L'
Auvergne libre de quoi ?
Des mélangés d'origine comme moi ?
Bon, je dois tout de même avoir 0,01% de sang auvergnat en cherchant bien à 12 générations au dessus...

Ce dont on s'aperçoit sans doute, en tous cas ce dont je me suis aperçu avec les voyages et les années, c'est que l'on vit, sinon plus heureux, du moins plus apaisé dans les pays qui ont un rapport à l'identité nationale plus simple et intuitive que la
France.
Je l'ai ressenti de façon encore plus nette dans les années covid, par l'ambiance, le discours, le ton des médias, le son même de la voix sur les radios.
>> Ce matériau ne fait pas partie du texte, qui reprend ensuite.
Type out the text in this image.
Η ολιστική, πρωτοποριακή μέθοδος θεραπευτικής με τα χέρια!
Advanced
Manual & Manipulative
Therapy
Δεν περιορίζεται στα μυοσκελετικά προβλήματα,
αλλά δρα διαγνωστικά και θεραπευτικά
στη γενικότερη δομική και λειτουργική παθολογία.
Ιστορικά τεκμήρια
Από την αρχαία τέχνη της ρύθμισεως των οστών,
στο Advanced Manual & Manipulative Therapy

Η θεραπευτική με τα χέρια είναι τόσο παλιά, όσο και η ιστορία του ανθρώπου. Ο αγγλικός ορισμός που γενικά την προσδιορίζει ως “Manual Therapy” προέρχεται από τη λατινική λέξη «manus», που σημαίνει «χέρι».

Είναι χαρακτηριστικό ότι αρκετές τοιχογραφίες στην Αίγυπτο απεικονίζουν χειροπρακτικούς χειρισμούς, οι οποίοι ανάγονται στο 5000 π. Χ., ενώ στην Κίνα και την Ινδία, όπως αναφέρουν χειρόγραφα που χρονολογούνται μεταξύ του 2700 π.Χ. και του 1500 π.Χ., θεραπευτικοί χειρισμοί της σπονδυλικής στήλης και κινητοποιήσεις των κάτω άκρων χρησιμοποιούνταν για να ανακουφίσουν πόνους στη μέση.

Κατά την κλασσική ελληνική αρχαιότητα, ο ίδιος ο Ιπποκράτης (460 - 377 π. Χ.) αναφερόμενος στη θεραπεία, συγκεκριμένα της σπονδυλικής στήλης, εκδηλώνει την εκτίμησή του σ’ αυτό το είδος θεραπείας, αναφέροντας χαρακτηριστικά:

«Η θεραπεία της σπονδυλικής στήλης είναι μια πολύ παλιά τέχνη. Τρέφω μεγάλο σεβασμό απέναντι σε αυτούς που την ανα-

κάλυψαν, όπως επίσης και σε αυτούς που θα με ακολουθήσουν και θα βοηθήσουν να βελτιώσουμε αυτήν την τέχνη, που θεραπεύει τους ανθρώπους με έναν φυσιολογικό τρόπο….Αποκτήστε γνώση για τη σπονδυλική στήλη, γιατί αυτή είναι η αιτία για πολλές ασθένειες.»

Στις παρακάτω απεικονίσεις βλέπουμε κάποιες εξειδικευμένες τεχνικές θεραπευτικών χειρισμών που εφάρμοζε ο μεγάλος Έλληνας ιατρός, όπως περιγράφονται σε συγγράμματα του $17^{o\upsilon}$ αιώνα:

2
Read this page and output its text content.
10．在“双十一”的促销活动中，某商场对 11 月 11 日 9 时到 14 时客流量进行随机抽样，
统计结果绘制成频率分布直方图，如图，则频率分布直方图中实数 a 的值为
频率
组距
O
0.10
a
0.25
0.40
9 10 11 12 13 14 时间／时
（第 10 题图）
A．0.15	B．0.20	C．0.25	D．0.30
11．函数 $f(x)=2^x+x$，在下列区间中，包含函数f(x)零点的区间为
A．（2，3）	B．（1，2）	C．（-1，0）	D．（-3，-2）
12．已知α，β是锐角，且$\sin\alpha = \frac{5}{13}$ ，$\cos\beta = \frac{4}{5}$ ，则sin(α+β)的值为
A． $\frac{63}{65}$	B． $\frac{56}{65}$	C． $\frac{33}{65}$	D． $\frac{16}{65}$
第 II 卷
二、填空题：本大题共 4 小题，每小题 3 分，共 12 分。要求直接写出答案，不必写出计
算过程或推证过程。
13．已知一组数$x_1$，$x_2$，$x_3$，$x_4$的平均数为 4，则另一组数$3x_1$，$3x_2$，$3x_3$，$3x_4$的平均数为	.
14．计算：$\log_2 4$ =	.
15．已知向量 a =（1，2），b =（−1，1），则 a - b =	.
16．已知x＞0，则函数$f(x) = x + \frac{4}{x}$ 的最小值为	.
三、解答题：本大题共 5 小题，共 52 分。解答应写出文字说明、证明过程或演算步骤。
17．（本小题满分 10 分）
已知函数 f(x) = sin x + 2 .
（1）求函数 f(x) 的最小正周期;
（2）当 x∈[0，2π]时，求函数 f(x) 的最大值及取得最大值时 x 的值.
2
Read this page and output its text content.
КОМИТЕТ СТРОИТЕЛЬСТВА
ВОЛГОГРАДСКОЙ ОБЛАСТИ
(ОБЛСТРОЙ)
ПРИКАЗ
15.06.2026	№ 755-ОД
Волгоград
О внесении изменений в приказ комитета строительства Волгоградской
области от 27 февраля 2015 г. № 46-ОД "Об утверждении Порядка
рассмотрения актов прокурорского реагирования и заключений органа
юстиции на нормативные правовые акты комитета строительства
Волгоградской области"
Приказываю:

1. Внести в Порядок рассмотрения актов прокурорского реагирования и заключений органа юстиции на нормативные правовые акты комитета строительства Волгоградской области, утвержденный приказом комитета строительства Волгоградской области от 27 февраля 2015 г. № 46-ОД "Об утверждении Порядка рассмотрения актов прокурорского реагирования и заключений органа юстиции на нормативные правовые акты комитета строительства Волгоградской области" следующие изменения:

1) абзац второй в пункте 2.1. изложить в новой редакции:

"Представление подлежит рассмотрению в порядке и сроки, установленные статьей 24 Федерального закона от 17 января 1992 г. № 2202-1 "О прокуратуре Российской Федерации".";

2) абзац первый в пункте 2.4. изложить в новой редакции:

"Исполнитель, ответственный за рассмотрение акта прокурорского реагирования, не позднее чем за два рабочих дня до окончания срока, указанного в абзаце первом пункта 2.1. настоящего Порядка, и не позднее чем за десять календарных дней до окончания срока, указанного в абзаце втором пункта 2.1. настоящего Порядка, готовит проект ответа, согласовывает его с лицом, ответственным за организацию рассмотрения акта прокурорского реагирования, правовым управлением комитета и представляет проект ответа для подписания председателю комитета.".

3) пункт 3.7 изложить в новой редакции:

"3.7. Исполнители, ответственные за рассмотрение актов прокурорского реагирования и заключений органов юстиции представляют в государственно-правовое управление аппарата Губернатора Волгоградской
Dans l'immense majorité des pays du monde, la nation est de langue, de culture, de sang ou de frontière : on sait qui on est, d'où on vient, où on va, et la question ne se pose pas d'adhérer ou pas, de porter ou pas l'identité nationale. Quand on doit blâmer, on sait qui, quand on doit souffrir, on sait pourquoi.
Mais en
France nous avons Rousseau et Ernest Renan, qui nous valent de devoir faire non pas Etat à partir d'une nation, mais nation à partir d'un Etat préexistant ; le tout dans la sublimation de l'agrément chaque matin renouvelé d'une liberté collective et tout de théorie.
Chez Rousseau c'est nickel, et ça a de la gueule, un vrai sujet de commentaire de bac ; mais dans le monde actuel, postcolonial, de communication instantanée, d'image, et de consumérisme, ça ne fonctionne plus, et ne fonctionnera à mon avis plus jamais.
Qu'une Auvergnate y souscrive et transcende ses origines dans cet idéal est une chose, dont je ne saurais douter, mais qu'une population cosmopolite et mondialisée y trouve son compte, que des individus maîtres de leur corps, de leur esprit et de leur identité s'en satisfassent, une autre chose.
C'est pourquoi un Turc, un Hongrois, un Islandais, un Ecossais, se sent structurellement plus à l'aise, plus serein, et probablement plus heureux qu'un Français, et plus libre factuellement, au quotidien.
Alors face à cet obstacle, l'idéologie se durcit, les valeurs se crispent, la laïcité perd son esprit de 1905, abandonne ses fondamentaux libéraux pour qu'on lui fasse jouer le rôle d'une religion, à partir de 2005, c'est vraiment très net, et tout analyste en convient - mais on se retrouve dans un pays sans valeurs claires, polarisé sur des oppositions vaines de principe, et où, ne t'en déplaise, les gens ne sont pas heureux et ne vivent pas bien.